Format Comparison Summary
| WebP | AVIF | |
|---|---|---|
| Compression vs JPG | 25–35% smaller | 40–60% smaller |
| Compression vs WebP | Baseline | 20–50% smaller |
| Lossless support | ✅ | ✅ |
| Transparency | ✅ | ✅ |
| HDR / wide colour gamut | ❌ | ✅ |
| Animation | ✅ | Limited |
| Encode speed | Fast | 5–20× slower |
| Browser support | ~97% | ~93–95% |
| CMS/CDN tooling support | Excellent | Good, improving |
| Recommended role in 2026 | Fallback + pipeline default | Primary for performance-critical images |
Frequently Asked Questions
Is AVIF ready for production use in 2026?
Yes. AVIF is supported in Chrome, Firefox, Safari, and Edge — covering approximately 93–95% of global web traffic. Deploying AVIF with a WebP fallback via <picture> provides full coverage across modern and legacy browsers.
Does AVIF look better than WebP at the same file size?

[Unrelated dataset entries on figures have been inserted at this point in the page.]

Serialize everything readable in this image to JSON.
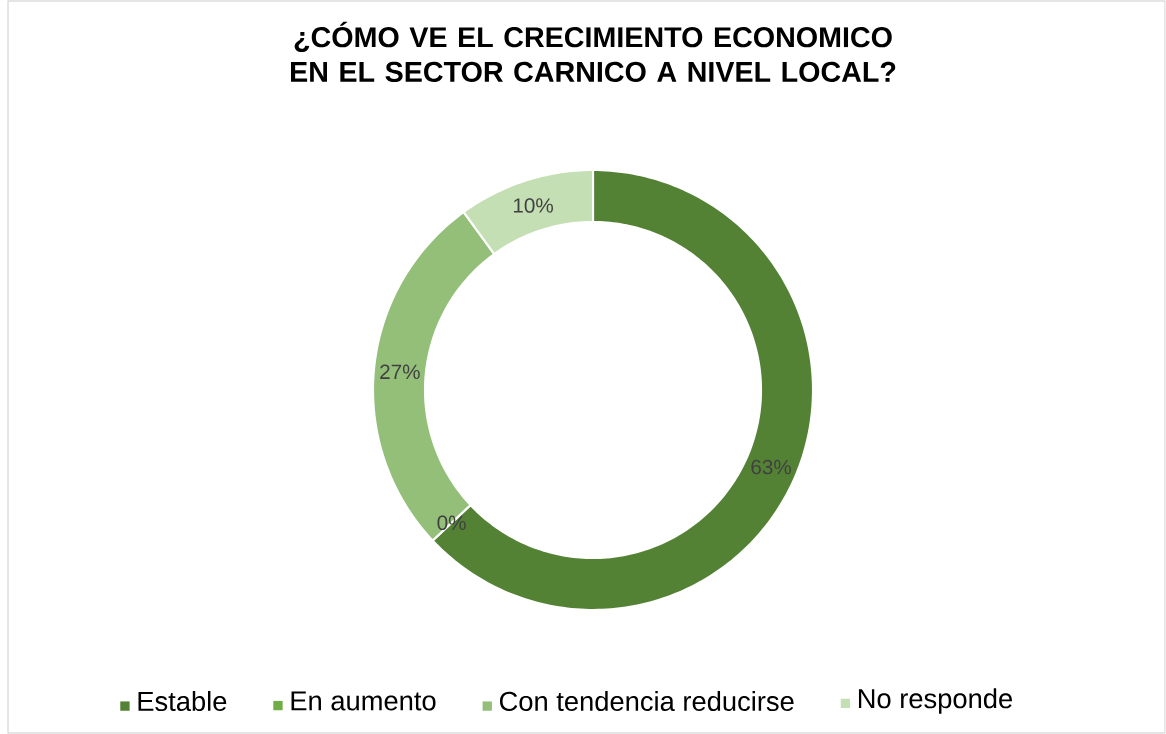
{
  "chart_data": {
    "type": "donut",
    "title": "¿CÓMO VE EL CRECIMIENTO ECONOMICO EN EL SECTOR CARNICO A NIVEL LOCAL?",
    "categories": [
      "Estable",
      "En aumento",
      "Con tendencia reducirse",
      "No responde"
    ],
    "values": [
      63,
      0,
      27,
      10
    ],
    "value_labels": [
      "63%",
      "0%",
      "27%",
      "10%"
    ],
    "colors": [
      "#548235",
      "#70ad47",
      "#93bf79",
      "#c5dfb4"
    ],
    "legend": "bottom"
  }
}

Generally yes, particularly for complex photographic content. AVIF's more sophisticated compression model preserves perceptual detail more efficiently, meaning a smaller AVIF file will typically look better than a WebP file of the same size. The advantage is most pronounced at aggressive compression settings.

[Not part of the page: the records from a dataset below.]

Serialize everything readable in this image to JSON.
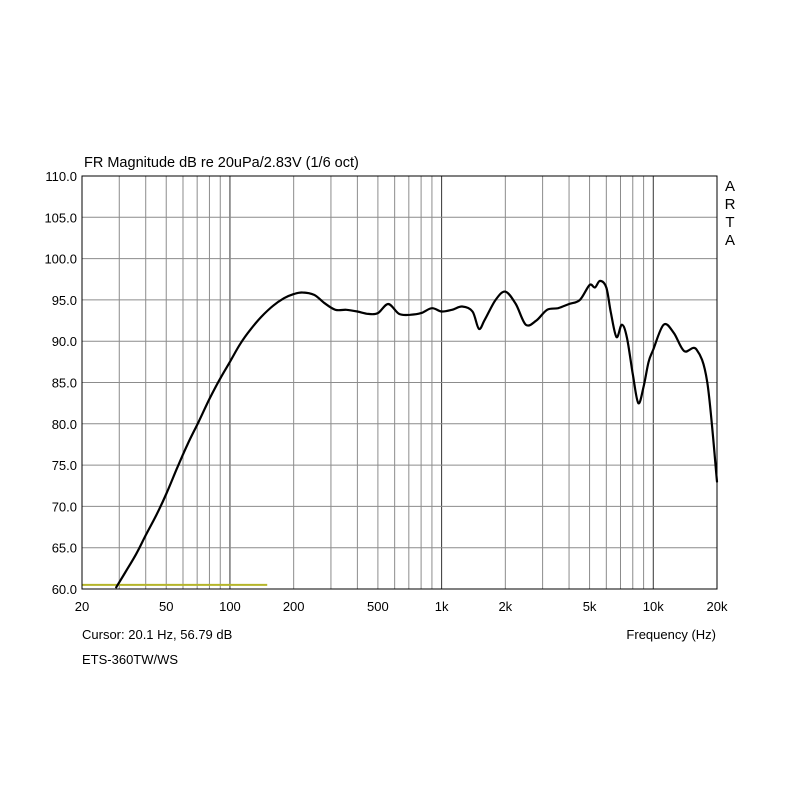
{
  "chart_data": {
    "type": "line",
    "title": "FR Magnitude dB re 20uPa/2.83V (1/6 oct)",
    "watermark": "ARTA",
    "xlabel": "Frequency (Hz)",
    "x_scale": "log",
    "xlim": [
      20,
      20000
    ],
    "ylim": [
      60,
      110
    ],
    "x_ticks": [
      {
        "value": 20,
        "label": "20"
      },
      {
        "value": 50,
        "label": "50"
      },
      {
        "value": 100,
        "label": "100"
      },
      {
        "value": 200,
        "label": "200"
      },
      {
        "value": 500,
        "label": "500"
      },
      {
        "value": 1000,
        "label": "1k"
      },
      {
        "value": 2000,
        "label": "2k"
      },
      {
        "value": 5000,
        "label": "5k"
      },
      {
        "value": 10000,
        "label": "10k"
      },
      {
        "value": 20000,
        "label": "20k"
      }
    ],
    "y_ticks": [
      {
        "value": 60,
        "label": "60.0"
      },
      {
        "value": 65,
        "label": "65.0"
      },
      {
        "value": 70,
        "label": "70.0"
      },
      {
        "value": 75,
        "label": "75.0"
      },
      {
        "value": 80,
        "label": "80.0"
      },
      {
        "value": 85,
        "label": "85.0"
      },
      {
        "value": 90,
        "label": "90.0"
      },
      {
        "value": 95,
        "label": "95.0"
      },
      {
        "value": 100,
        "label": "100.0"
      },
      {
        "value": 105,
        "label": "105.0"
      },
      {
        "value": 110,
        "label": "110.0"
      }
    ],
    "grid": true,
    "cursor_text": "Cursor: 20.1 Hz, 56.79 dB",
    "device_label": "ETS-360TW/WS",
    "reference_line": {
      "x": [
        20,
        150
      ],
      "y": 60.5,
      "color": "#b5b52a"
    },
    "series": [
      {
        "color": "#000000",
        "x": [
          29,
          32,
          36,
          40,
          45,
          50,
          56,
          63,
          71,
          80,
          90,
          100,
          112,
          125,
          140,
          160,
          180,
          200,
          220,
          250,
          280,
          315,
          355,
          400,
          450,
          500,
          560,
          630,
          710,
          800,
          900,
          1000,
          1120,
          1250,
          1400,
          1500,
          1600,
          1800,
          2000,
          2240,
          2500,
          2800,
          3150,
          3550,
          4000,
          4500,
          5000,
          5300,
          5600,
          6000,
          6300,
          6700,
          7100,
          7500,
          8000,
          8500,
          9000,
          9500,
          10000,
          11200,
          12500,
          14000,
          16000,
          18000,
          20000
        ],
        "y": [
          60.2,
          62.0,
          64.2,
          66.5,
          69.0,
          71.5,
          74.5,
          77.5,
          80.2,
          83.0,
          85.5,
          87.5,
          89.7,
          91.4,
          92.9,
          94.3,
          95.2,
          95.7,
          95.9,
          95.6,
          94.6,
          93.8,
          93.8,
          93.6,
          93.3,
          93.4,
          94.5,
          93.3,
          93.2,
          93.4,
          94.0,
          93.6,
          93.8,
          94.2,
          93.6,
          91.5,
          92.6,
          95.0,
          96.0,
          94.5,
          92.0,
          92.5,
          93.8,
          94.0,
          94.5,
          95.0,
          96.8,
          96.5,
          97.3,
          96.5,
          93.5,
          90.5,
          92.0,
          90.5,
          86.0,
          82.5,
          84.5,
          87.5,
          89.0,
          92.0,
          91.0,
          88.8,
          89.0,
          85.0,
          73.0
        ]
      }
    ]
  }
}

Can I use AVIF for transparent images?
Yes. AVIF supports full alpha channel transparency in both lossy and lossless modes. For transparent logos and UI elements requiring precise edges, lossless AVIF is the correct choice — producing files approximately 20–30% smaller than equivalent lossless WebP.

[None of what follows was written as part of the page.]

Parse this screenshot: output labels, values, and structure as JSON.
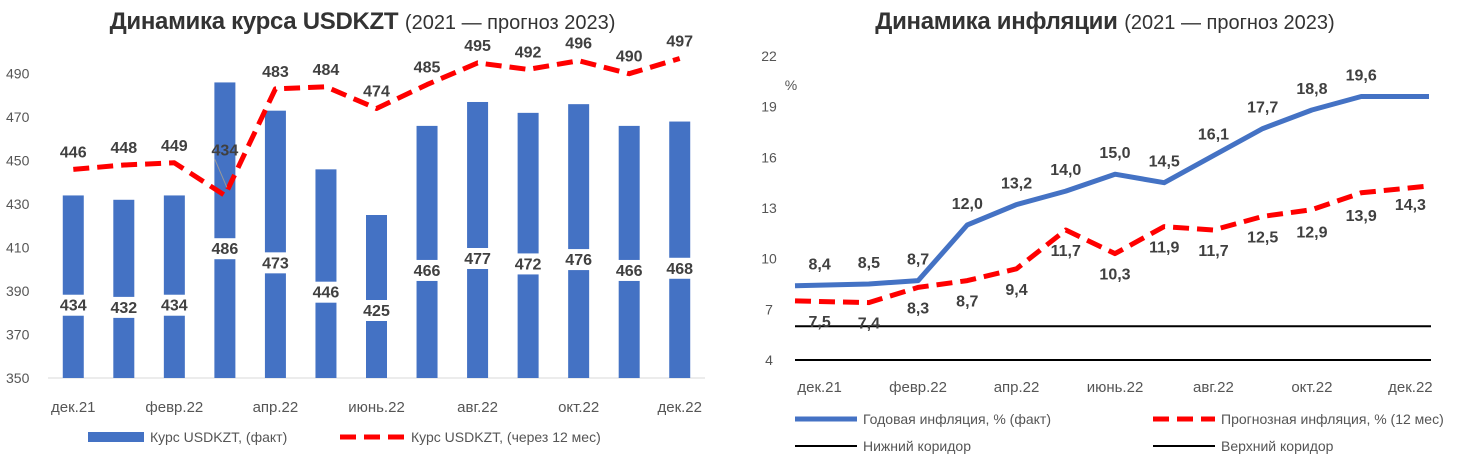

Why is AVIF encoding slow?
AVIF's compression algorithm is fundamentally more complex than WebP's, performing more passes and optimising across larger blocks of pixel data. This produces better compression but at higher computational cost. For manual pre-upload workflows the difference is negligible; for automated build pipelines processing large image libraries, encoder speed settings and caching strategies matter.
Should I replace all my WebP files with AVIF?
Not necessarily immediately. If your tooling already generates WebP, adding AVIF as an additional <source> in <picture> is the low-risk approach — you keep WebP for the browsers that prefer it and add AVIF for those that support it. Replacing WebP files entirely with AVIF makes sense once you have confirmed your CDN and CMS handle AVIF delivery correctly and your analytics confirm the browser coverage is sufficient for your audience.
Summary
AVIF delivers meaningfully better compression than WebP — typically 20–50% smaller files at equivalent visual quality — and is fully production-ready in 2026. The tradeoffs are encode speed in automated pipelines and slightly lower CMS tooling coverage compared to WebP. The recommended approach for performance-critical websites is to serve AVIF as the primary format with WebP as a <picture> fallback, using lossless mode for graphics and lossy mode for photographic content. For teams where pipeline simplicity matters more than maximum compression, WebP alone remains a sound default.